Zinco or photozincography developed at the Ordnance Survey out of a need to reduce large-scale maps more effectively. The original method using a pantograph, was overly complicated, time consuming and, due to the number of moving parts, inaccurate. While there was some concern that photography would distort the image, Sir Henry set out to explore the possibility of using photography, setting up a photography department at the Ordnance Survey in 1855 and also securing funds to build the "glasshouse", a photography building with an all glass roof to allow as much natural light in as possible for photography. The development and discovery of photozincography or zinco came about four years later, being first mentioned in Sir Henry's report to Parliament in 1859.

While the Ordnance Survey's Directory General Henry James (Ordnance Survey) claimed to have invented the process, a similar system of document copying had been developed in Australia. John Walter Osborne (1828–1902) developed a similar process for use in Australia and for the same reasons as Sir Henry, to avoid using the tracing system of the pantagraph. While developed at the same time Sir Henry’s process, however as Sir Henry explained to a representative of Mr. Osborne in the quote below, he publicized it first.

I therefore handed this gentleman a copy of my Report, and desired him to read the account given of our process at page 6 of that Report, and to examine the copy of the Deed bound up with it, and not to show me the description of Mr. Osborne's process if it was differed from ours. After reading it, he said at once it was the same process, and I then told him it was useless for him to attempt to take out a patent as my printed Report had everywhere been circulated

Sir Henry, despite being the person who oversaw and set up the photography department, was not the actual inventor. The head of the photography department at Southampton, Captain A. de. Scott, did much of the ground work and basic development on photozincography. Sir Henry did acknowledge the work of Captain A. de. Scott in the development and use of the system in the introduction to the photozincographied Domesday Book. Despite this it was Sir Henry who gained most of the public attention through his pamphlet on photozincography. He was knighted in 1861 for services to science.
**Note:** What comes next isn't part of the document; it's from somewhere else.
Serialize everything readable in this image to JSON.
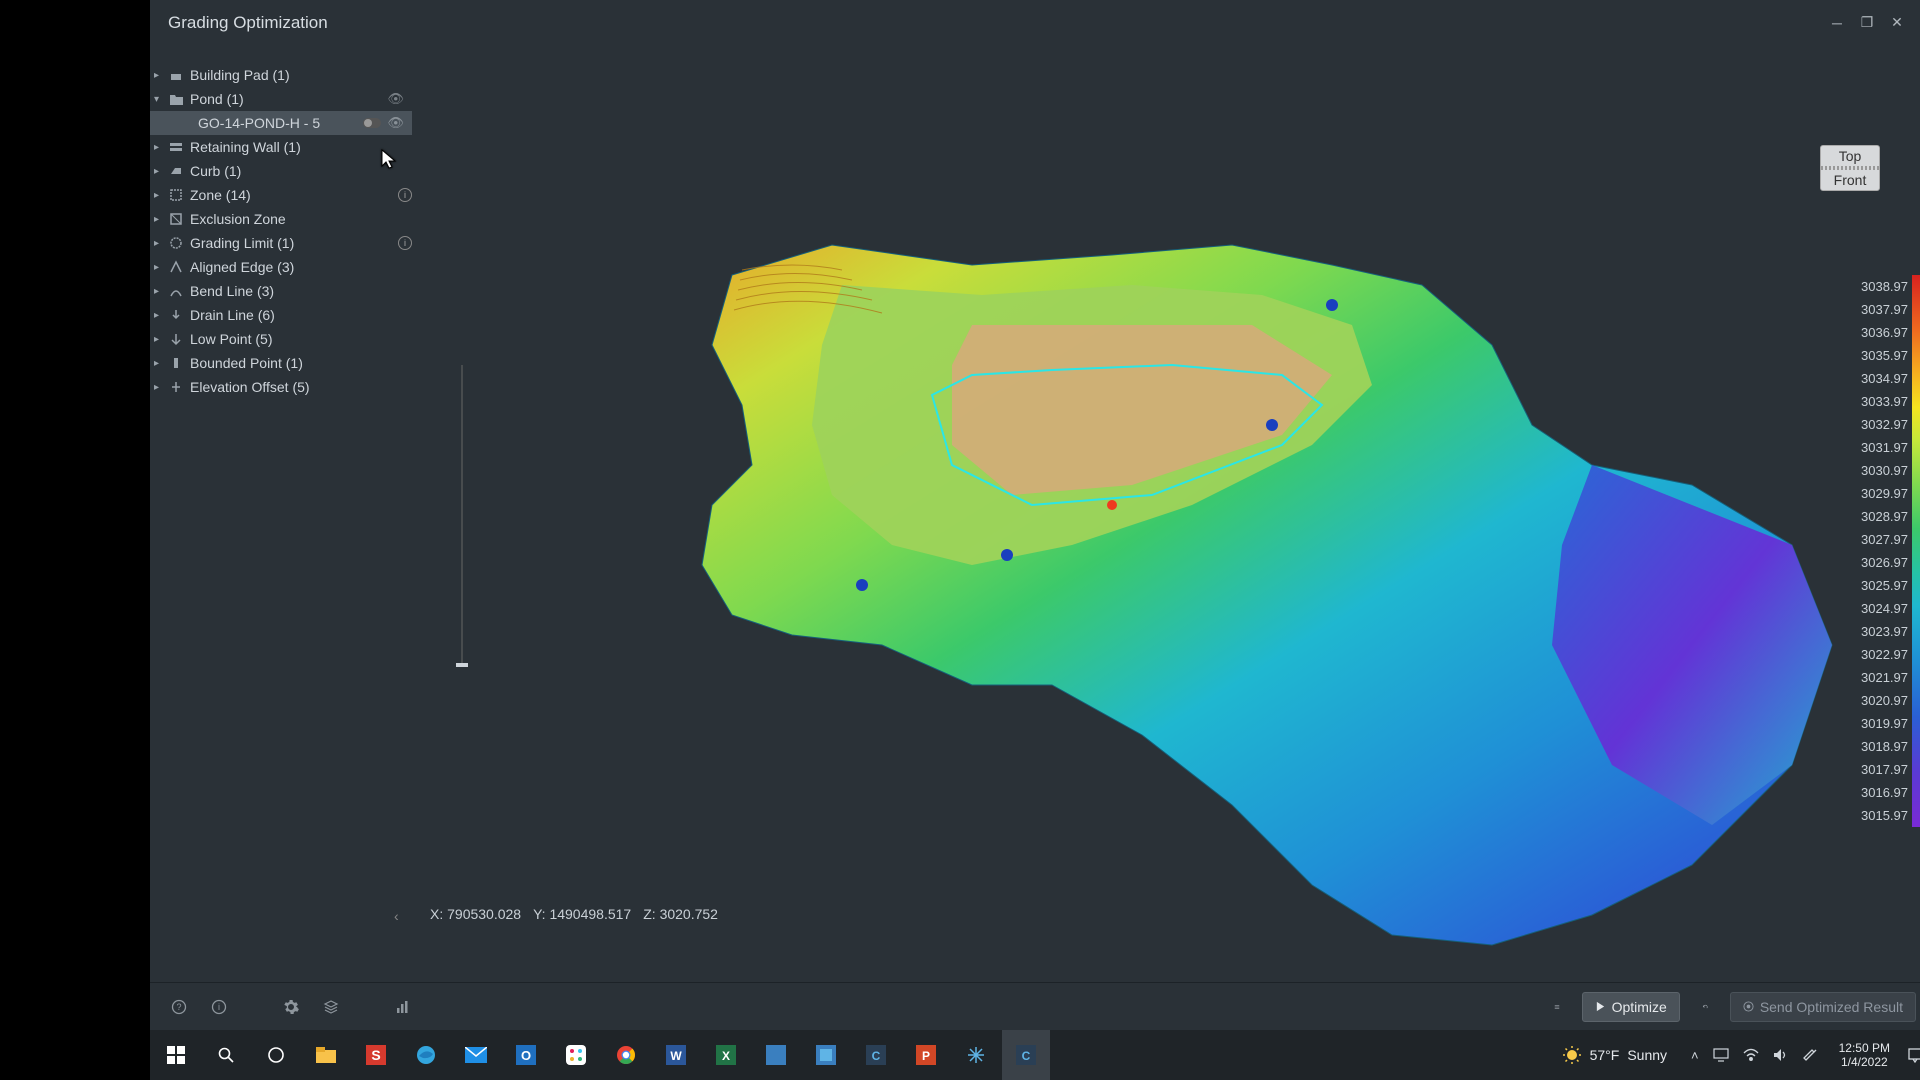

The use of photozincography at the Ordnance Survey was a great success, with Sir Henry claiming it saved over £2000 a year, from the invention of photo-zincography; the cost of producing a map of a rural district was reduced from 4 to 1 and maps of towns were reduced from 9 to 1. It was also claimed that up to 2000 or 3000 impressions could be taken from a single plate. Despite this, the process was not perfect: it did not reproduce a full colour picture, and until 1875 boys were employed to colour in the maps produced by this method. The process, while better than the pantagraph, still required a large amount of labour to prepare the zinc plates for pressing. However, photozincography began to be used fairly rapidly in Europe. Sir Henry was even honoured by the Queen of Spain. Though originally developed to reproduce maps, the process was eventually to be used on a whole series of manuscripts, to preserve them and make them more available to the public. This included a reproduction of the Domesday Book in 1861–64 and several volumes of historical manuscripts. Whilst the process of photo-zincography was invented mostly for use the Ordnance Survey, The Photographic News stated that the process could also be used in the Patent office and would save vast amounts of time and money. The use of photozincography began to decline in the 1880s as better methods of reproductions were made available and in the 1900s the glasshouse was pulled down to make way for new printing presses.